Unfortunately where capital exists, people will amass capital. That’s pretty much how capitalism works. Different social strata mean that some people will also have an advantage in how they start and are able to amplify their amassing.
making it “illegal” doesn’t really work- you can’t ban people from having money. You also operate deeply inside the law of unintended consequences when you try and pass laws against certain activities.
The idea that our society functions as it does because of our government is misleading- the deepest operators on our culture are cultural. You will be better off with a culture that encourages the wealthy to give generously than you will in a society where people are greedy (as they always are) and tries to punitively tax or take from those who are greedy what they have.
The problem is fundamentally not that people are wealthy- the problem is that people are greedy, and you can’t pass laws against that because it looks different for almost everyone. A society where people fear their own moral short comings and are routinely encouraged to be generous for the expiation of those failings will result in something much fairer than a legal framework for punishing greed.

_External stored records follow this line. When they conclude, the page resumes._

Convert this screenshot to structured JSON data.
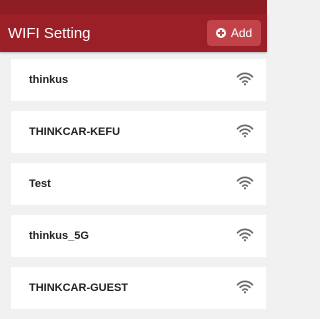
{
  "status_bar": {
    "left_text": "",
    "right_text": ""
  },
  "header": {
    "title": "WIFI Setting",
    "add_label": "Add"
  },
  "networks": [
    {
      "ssid": "thinkus",
      "icon": "wifi-icon"
    },
    {
      "ssid": "THINKCAR-KEFU",
      "icon": "wifi-icon"
    },
    {
      "ssid": "Test",
      "icon": "wifi-icon"
    },
    {
      "ssid": "thinkus_5G",
      "icon": "wifi-icon"
    },
    {
      "ssid": "THINKCAR-GUEST",
      "icon": "wifi-icon"
    }
  ],
  "colors": {
    "header": "#9b1f27",
    "status_bar": "#8e1d24",
    "add_button": "#c14249",
    "background": "#f1f1f1",
    "row": "#ffffff"
  }
}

I have no problem with people having billions of dollars or pounds, if they’re doing something good with it. I might choose to do differently, but it’s not my money. You could tax, but once you start taxing people, you encourage them to run their businesses and enterprises differently. No billionaire is on PAYE paying 45%+NI on everything over 125k upto the 400mil/year they’re making. Most of their wealth isn’t even liquid - it’s tied up in property, or shares and options.
its a real pickle of a problem, but I don’t think wealth, even extreme levels of it, is necessarily the problem. The problem is that for one reason or another they don’t feel like their wealth obliges them to extreme acts of generosity and so those who don’t have much see no benefit.